As the results trickled in on Election Night, Pennsylvania was tilting in Trump’s favor. At one point the president led by nearly 700,000 votes. Trump declared victory.
But there were a lot of mail-in ballots—well over 2.6 million in the end—and those would take time to tally. The day after the election, with Trump’s lead dwindling, his lawyers filed a motion to join the litigation over Pennsylvania’s three-day extension, which Jones Day was trying to get the U.S. Supreme Court to intervene on. Trump made clear that he was pinning his hopes in large part on this action. The outcome, his team wrote in a motion, “may well dictate who will become the next president.”
Two days later, the Friday after the election, Gore filed a Supreme Court petition directly to Justice Samuel Alito. It asked the court to order Pennsylvania to segregate any mail-in ballots that arrived after Election Day—and to stop counting them. Gore raised questions about whether the state’s county election boards were properly handling the late-arriving ballots and warned that the state was at risk of mixing “invalid” votes with legitimate ones—without presenting any evidence that this was actually happening. Within hours, Alito ordered that the election boards keep late-arriving ballots separate.
As it turned out, this wouldn’t matter. Barely 10,000 mail-in ballots arrived during the three-day extension period,3 and by the weekend after the election Biden was up by more than 30,000 votes in Pennsylvania. (His margin ultimately would be more than 80,000.) At 11:25 a.m. on Saturday, November 7, the Associated Press called Pennsylvania—and with it, the whole election—for Biden.4 In the end, more than three out of every four mail-in ballots went for Biden.5 It was easy to see why Republicans had been so eager to curtail the counting of those votes.
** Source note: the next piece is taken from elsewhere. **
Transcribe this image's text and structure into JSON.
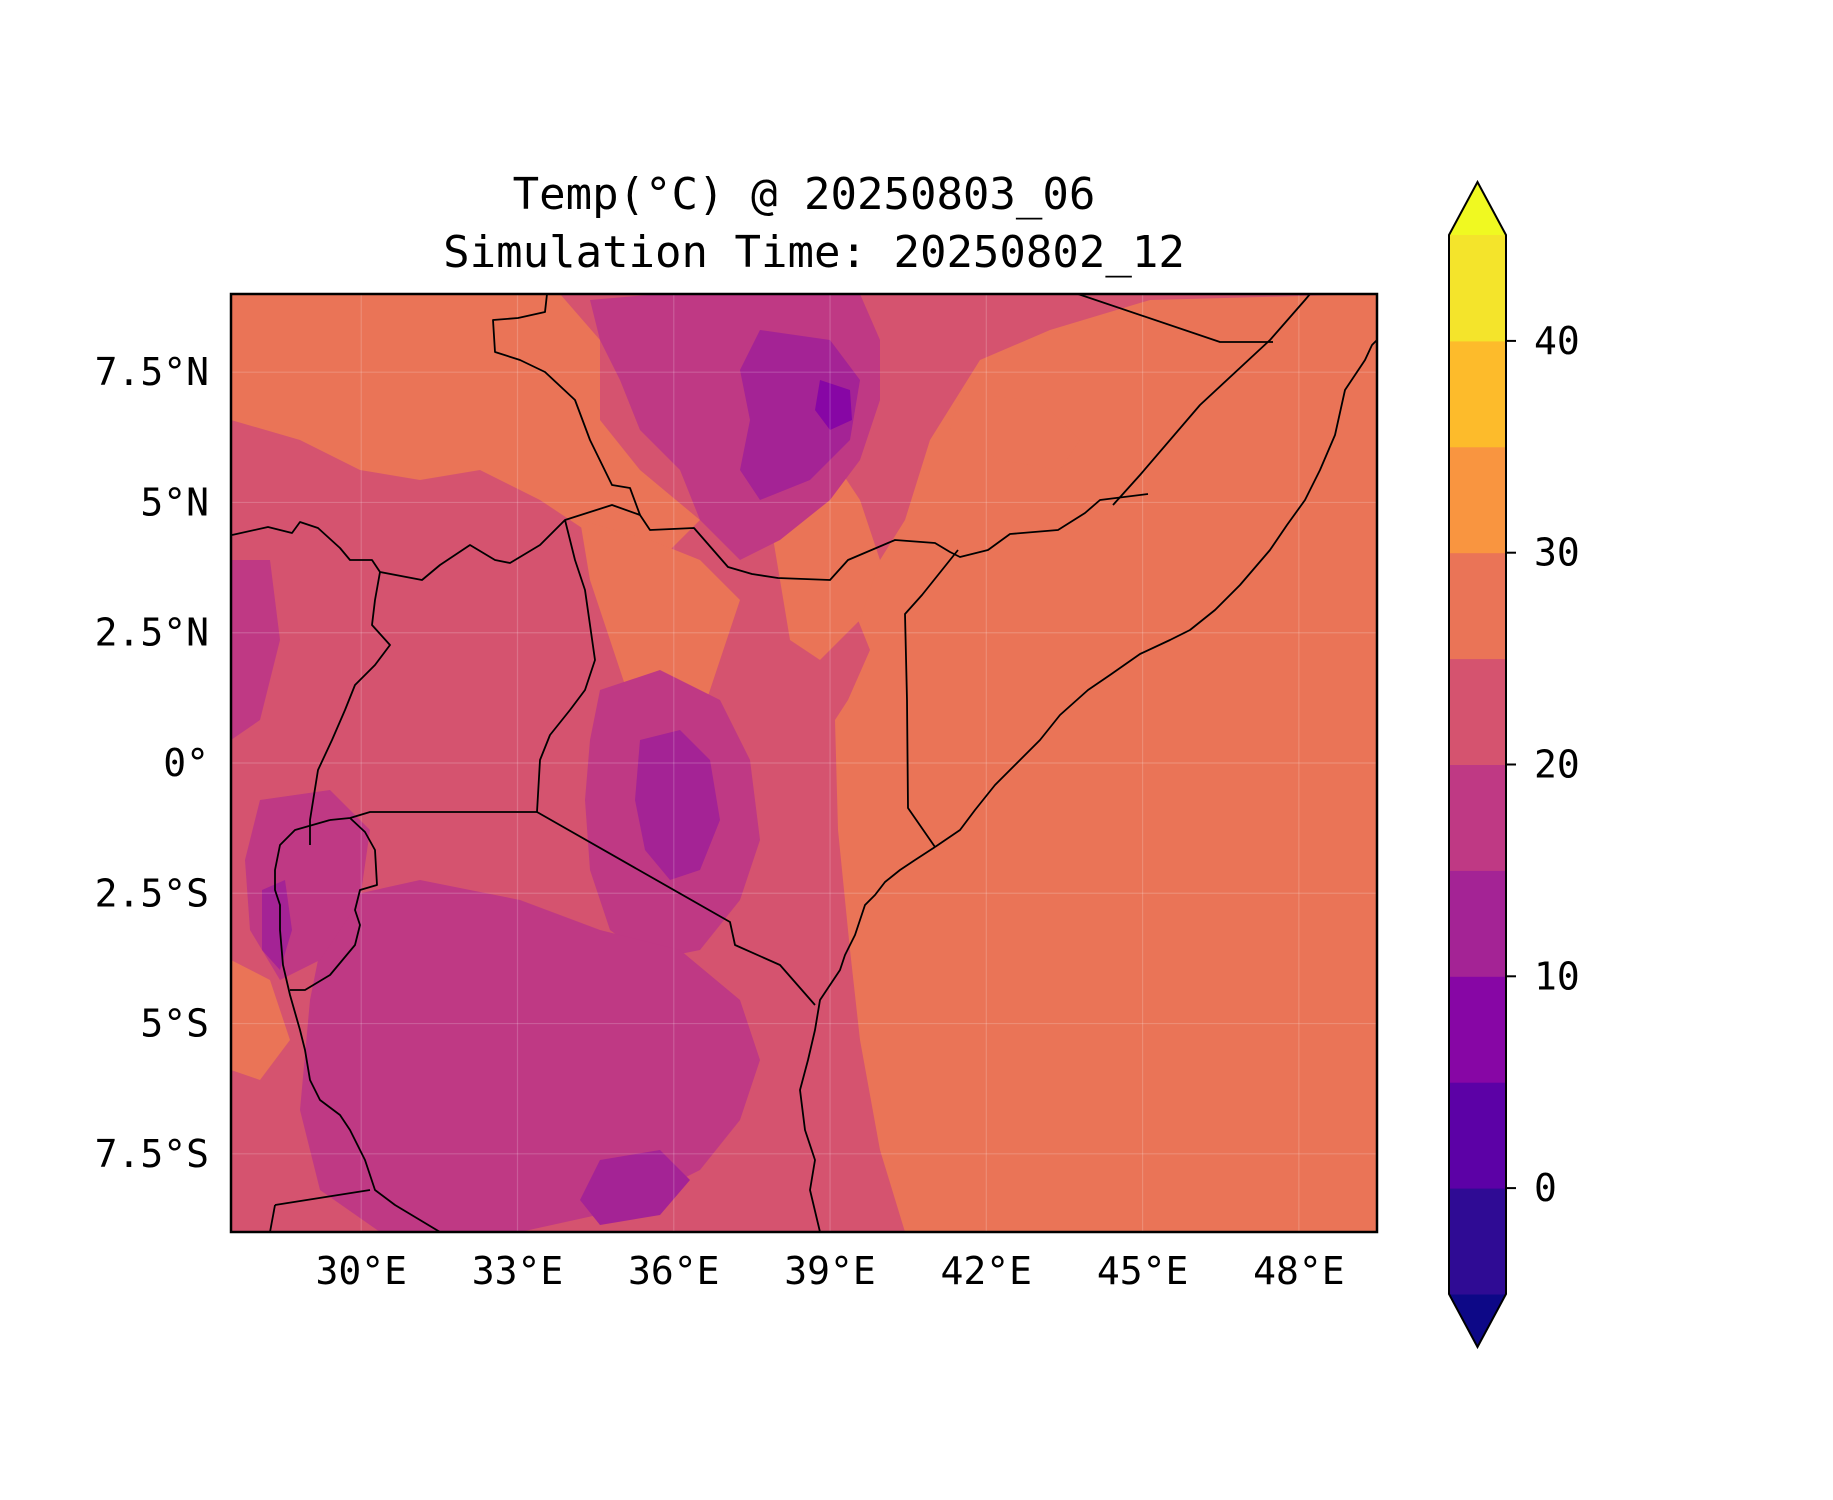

Jones Day would later insist that the firm was simply raising legitimate, hard-to-settle constitutional questions that only the Supreme Court could adjudicate. As Mike Carvin put it in an email to me, “there is an obvious, dispositive, universally recognized distinction between a (pre-election defensive) challenge to voting rules as unconstitutional . . . and a post-election challenge alleging that the election was stolen because voting rules were broken when the ballots were cast and counted. The former is universally accepted as being in the best traditions of the bar because it is, among other things, the only way to determine whether a voting rule is constitutional or not.” (The firm didn’t participate in the outlandish vote-rigging lawsuits that Trump and his allies would file in the weeks ahead.)
This blurred a basic fact: Jones Day and its lawyers were trying to stop votes from being counted—not because they thought there was something improper underway (there was zero evidence of that), but because they detected an opportunity to use the law to give their side a political edge. In the firm’s calculus, the consequences—fanning fears of fraud that would, two months later, erupt into a violent assault on democracy—were immaterial.
In short, these lawyers were operating just as they had been programmed to do. The same go-all-the-way instincts that led down this road in Pennsylvania had also spurred Jones Day to coach witnesses in the Abbott Laboratories depositions, to make a $10,000 campaign contribution on Charles Keating’s behalf, to hurl ethical allegations to help Walmart, to threaten a small Massachusetts town that dared challenge Big Tobacco. The law had long ago ceased to serve as a vehicle for achieving justice, for assuring fairness. It had become something to exploit. And Jones Day—and, for that matter, the entire modern legal industry—had become really good at doing exactly that.